Cory, i wish some of the places around here would do that regarding giving you tire weights but all the places here in Dayton, already have someone buying them, or reuse them, getting them is NOT an option in the last few years with the tough times. All the shops are selling that stuff to make whatever money they can. Im curious if you have checked with your shops lately....Over the last few years I have checked with about 2 dozen places with no luck. Oh yeah, doing the wood mold thing can be very dangerous as I have heard of the wood igniting from the continuous pouring of hot lava into them. Maybe a myth, but it seems reasonable. 

Salmonid


----------



## Booosh (Jun 2, 2006)

NICE FLATHEAD!!

where are you fishing on steps like that?


----------



## hoosiertransplant (Apr 20, 2009)

Booosh said:


> NICE FLATHEAD!!
> 
> where are you fishing on steps like that?
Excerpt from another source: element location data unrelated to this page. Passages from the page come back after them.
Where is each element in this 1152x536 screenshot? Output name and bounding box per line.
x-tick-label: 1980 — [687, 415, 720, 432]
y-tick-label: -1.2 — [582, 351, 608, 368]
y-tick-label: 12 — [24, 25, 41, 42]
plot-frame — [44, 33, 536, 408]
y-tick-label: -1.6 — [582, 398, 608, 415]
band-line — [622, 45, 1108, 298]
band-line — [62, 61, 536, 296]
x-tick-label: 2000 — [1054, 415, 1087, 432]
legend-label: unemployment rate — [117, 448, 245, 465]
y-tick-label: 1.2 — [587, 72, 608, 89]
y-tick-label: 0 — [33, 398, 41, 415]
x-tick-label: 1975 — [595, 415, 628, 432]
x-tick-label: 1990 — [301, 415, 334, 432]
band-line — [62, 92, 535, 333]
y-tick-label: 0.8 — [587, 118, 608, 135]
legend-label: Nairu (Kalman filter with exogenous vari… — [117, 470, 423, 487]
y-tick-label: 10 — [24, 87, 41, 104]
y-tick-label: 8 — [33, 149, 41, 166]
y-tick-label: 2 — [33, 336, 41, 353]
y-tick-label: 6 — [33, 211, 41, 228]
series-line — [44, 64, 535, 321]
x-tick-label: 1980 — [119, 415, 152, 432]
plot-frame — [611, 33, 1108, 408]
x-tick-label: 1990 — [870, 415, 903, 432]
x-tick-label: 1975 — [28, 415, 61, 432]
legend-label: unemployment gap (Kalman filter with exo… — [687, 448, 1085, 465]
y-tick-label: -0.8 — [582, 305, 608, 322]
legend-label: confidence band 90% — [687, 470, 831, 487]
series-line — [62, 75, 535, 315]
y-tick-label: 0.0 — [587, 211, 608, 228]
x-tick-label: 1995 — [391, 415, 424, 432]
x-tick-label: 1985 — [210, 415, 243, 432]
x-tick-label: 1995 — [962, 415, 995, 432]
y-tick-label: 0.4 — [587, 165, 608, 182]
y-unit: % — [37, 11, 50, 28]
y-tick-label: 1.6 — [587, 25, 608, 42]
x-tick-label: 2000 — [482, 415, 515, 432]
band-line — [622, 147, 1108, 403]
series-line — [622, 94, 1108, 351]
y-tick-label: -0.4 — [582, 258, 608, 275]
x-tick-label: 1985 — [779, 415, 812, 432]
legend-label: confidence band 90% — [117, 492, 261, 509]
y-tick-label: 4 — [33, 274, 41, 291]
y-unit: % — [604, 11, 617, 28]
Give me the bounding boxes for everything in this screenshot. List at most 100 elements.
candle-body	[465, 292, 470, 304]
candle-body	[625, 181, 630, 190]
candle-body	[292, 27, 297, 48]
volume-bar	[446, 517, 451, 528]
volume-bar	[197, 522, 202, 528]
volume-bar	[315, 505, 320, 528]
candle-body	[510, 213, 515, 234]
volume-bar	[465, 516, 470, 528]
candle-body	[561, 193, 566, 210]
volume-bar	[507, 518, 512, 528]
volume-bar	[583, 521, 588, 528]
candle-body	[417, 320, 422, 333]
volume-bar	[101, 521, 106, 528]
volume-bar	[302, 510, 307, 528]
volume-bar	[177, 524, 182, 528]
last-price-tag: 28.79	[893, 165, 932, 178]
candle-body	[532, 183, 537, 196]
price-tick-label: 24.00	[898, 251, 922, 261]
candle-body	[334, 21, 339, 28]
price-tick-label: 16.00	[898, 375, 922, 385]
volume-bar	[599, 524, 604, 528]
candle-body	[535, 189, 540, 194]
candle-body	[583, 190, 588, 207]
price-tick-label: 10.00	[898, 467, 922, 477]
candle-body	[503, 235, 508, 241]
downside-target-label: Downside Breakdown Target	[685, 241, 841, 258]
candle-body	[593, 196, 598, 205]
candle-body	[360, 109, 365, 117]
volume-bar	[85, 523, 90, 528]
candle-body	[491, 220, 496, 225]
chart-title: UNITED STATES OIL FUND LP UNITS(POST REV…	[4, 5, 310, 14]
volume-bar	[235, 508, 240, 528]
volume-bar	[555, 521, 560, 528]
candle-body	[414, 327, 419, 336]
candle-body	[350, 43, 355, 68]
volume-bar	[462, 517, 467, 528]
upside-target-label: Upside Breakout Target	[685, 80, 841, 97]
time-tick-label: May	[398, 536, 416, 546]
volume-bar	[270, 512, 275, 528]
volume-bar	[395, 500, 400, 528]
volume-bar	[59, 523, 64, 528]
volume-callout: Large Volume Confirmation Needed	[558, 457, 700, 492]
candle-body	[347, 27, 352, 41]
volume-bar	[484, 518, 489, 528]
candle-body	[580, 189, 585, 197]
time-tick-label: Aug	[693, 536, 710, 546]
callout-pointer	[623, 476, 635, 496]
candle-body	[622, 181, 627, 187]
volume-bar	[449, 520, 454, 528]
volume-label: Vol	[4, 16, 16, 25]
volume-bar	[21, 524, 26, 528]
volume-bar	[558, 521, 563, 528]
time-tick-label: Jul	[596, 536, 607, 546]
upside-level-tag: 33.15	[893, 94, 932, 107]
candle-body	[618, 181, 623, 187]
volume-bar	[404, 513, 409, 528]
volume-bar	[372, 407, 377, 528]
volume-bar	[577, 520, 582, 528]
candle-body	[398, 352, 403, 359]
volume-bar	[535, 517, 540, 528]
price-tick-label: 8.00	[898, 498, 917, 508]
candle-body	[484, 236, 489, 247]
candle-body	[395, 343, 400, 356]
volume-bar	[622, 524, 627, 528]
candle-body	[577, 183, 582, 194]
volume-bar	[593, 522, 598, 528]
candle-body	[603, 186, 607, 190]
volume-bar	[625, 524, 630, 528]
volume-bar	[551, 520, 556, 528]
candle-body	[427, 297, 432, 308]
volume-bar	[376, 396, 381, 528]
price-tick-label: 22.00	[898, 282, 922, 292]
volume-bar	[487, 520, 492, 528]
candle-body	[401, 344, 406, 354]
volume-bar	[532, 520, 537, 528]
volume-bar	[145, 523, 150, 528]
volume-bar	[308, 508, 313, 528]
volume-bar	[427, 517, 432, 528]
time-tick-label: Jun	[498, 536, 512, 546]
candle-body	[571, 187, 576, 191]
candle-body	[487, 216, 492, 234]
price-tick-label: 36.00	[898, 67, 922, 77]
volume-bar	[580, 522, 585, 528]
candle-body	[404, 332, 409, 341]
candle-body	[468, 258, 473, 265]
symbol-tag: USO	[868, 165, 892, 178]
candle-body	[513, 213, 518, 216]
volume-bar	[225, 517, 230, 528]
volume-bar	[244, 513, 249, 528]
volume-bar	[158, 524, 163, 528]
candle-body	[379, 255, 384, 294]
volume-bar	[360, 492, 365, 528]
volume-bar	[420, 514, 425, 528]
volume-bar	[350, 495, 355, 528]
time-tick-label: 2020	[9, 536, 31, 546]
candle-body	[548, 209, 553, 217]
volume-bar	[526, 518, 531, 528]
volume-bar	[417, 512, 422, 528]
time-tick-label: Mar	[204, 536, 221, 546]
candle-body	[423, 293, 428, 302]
Thank you. I was fishing off of the Serpantine Wall in downtown Cincinnati. At the moment the base is 2' under water and rising, though, and likely not fishable again till the end of the week. The only consistent fishing there right now is just dropping a piece of cut bait literally right off of edge about 2 - 3' down and just wait for a monster gar to grab it, run like hell and throw your hook! I had one last week hit a live 10" mooneye twice and I couldn't set the hook on him. They love cut shad but not live shad for some reason? Maybe it was just that day.


----------



## husky hooker (Apr 6, 2004)

nice fish!


----------



## bnt55 (Nov 15, 2009)

nice catch!


----------



## Golden1 (Jun 27, 2009)

For your lead you might be able to check with the roofers in your area,,, it is used on soil stacks and flat stock in drains,, usuall some will deff be thrown away...


----------



## husky hooker (Apr 6, 2004)

get ahold of cathunter.or catfish hunter,got some off him. real nice


----------



## fishercreekrick (Jan 19, 2010)

i buy about 50# aweek from local scrap yards seems to be only place i can find good soft lead


----------



## fishnohio (Jan 7, 2008)

i buy mine from this site..very nice quality and you can't beat the price fast shipping........Mike

Bottom Dwellers Tackle.com


----------